Learning Classifiers from Natural Language Explanations

Shashank Srivastava, Carnegie Mellon University
Date: 11:00 pm - 12:00 pm, Oct 18 2018
Venue: Room 392, Gates Computer Science Building

Abstract

People can efficiently learn new concepts (e.g, the concept of important emails) from natural language explanations (e.g., ‘late night emails from my advisor are definitely important’). In this talk, I'll present two approaches towards enabling language-based learning in context of classifications tasks. In the first part of the talk, I'll explore the problem of interactive feature space construction via language through an application of semantic parsing. I'll present a method for jointly (1) learning to interpret open-ended natural language explanations, and (2) learning the classification models, by using explanations in conjunction with a small number of labeled examples of the concept.

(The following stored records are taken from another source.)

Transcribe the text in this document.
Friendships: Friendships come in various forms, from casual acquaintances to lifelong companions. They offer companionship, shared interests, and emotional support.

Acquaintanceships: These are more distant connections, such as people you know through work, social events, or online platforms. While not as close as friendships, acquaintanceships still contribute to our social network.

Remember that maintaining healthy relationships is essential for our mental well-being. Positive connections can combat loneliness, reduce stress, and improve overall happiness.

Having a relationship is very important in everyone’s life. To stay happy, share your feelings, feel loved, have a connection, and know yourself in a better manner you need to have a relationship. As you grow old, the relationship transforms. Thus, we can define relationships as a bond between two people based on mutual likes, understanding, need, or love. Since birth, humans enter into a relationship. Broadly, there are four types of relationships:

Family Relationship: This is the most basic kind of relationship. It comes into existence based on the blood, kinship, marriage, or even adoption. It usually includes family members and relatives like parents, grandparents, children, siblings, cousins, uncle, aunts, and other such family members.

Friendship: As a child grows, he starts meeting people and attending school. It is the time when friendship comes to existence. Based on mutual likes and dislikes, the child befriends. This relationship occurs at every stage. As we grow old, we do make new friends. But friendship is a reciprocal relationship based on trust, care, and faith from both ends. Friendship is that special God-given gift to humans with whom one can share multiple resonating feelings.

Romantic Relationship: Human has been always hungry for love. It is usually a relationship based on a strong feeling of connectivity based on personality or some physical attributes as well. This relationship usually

The approach leverages the pragmatics of language to guide parsing, does not require labeling explanations with semantic annotations. In the second part of the talk, I'll present an approach for few-shot learning of classification models from natural language explanations. The method leverages the semantics of linguistic quantifiers for generalization, and does not require labeled classification instances. Empirical evaluations with real and synthetic classification tasks show competitive classification performance, and suggest that conversational language can be a promising alternative to guide classifier learning in scenarios with limited or no labeled data.

Bio

Shashank Srivastava is a freshly minted PhD from the Machine Learning department at CMU, with interests in conversational learning, natural language understanding, and AI. Shashank’s dissertation research focuses on helping machines learn from human interaction. Previously, Shashank did bad things with other people’s money as an algorithmic trader at Tower Research LLC. Shashank has an undergraduate degree in Computer Science from IIT Kanpur, and a Master’s degree in language technologies from CMU.